By Subset of Union, the sequence $\sequence {T_n}$ is increasing.

Also, $T_n \uparrow S$ (as $n \to \infty$) where $\uparrow$ denotes the limit of an increasing sequence of sets.

Let $A$ be any subset of $X$.

By Set Difference Union Intersection:

$A = \paren {A \cap S} \cup \paren {A \setminus S}$

So by the subadditivity of $\mu^*$, it suffices to prove that $\map {\mu^*} A \ge \map {\mu^*} {A \cap S} + \map {\mu^*} {A \setminus S}$ for any subset $A \subseteq X$.

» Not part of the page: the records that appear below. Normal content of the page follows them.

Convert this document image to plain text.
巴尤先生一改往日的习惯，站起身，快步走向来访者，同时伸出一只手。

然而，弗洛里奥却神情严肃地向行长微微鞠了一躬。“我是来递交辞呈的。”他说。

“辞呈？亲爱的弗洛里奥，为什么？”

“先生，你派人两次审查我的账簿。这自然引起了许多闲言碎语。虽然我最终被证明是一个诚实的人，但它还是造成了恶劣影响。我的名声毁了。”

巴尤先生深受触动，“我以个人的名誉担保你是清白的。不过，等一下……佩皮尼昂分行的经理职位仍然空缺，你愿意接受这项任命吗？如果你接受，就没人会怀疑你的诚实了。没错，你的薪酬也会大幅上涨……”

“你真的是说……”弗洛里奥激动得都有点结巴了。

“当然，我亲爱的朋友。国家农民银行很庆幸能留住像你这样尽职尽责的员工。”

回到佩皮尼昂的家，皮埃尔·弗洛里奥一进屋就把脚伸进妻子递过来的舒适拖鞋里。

\(\ds \map {\mu^*} A\) \(=\) \(\ds \map {\mu^*} {A \cap T_n} + \map {\mu^*} {A \setminus T_n}\) Definition of Measurability of $T_n$
\(\ds \) \(\ge\) \(\ds \map {\mu^*} {A \cap T_n} + \map {\mu^*} {A \setminus S}\) Set Complement inverts Subsets and Monotonicity of $\mu^*$

Letting $n \to \infty$, the result follows by Outer Measure of Limit of Increasing Sequence of Sets.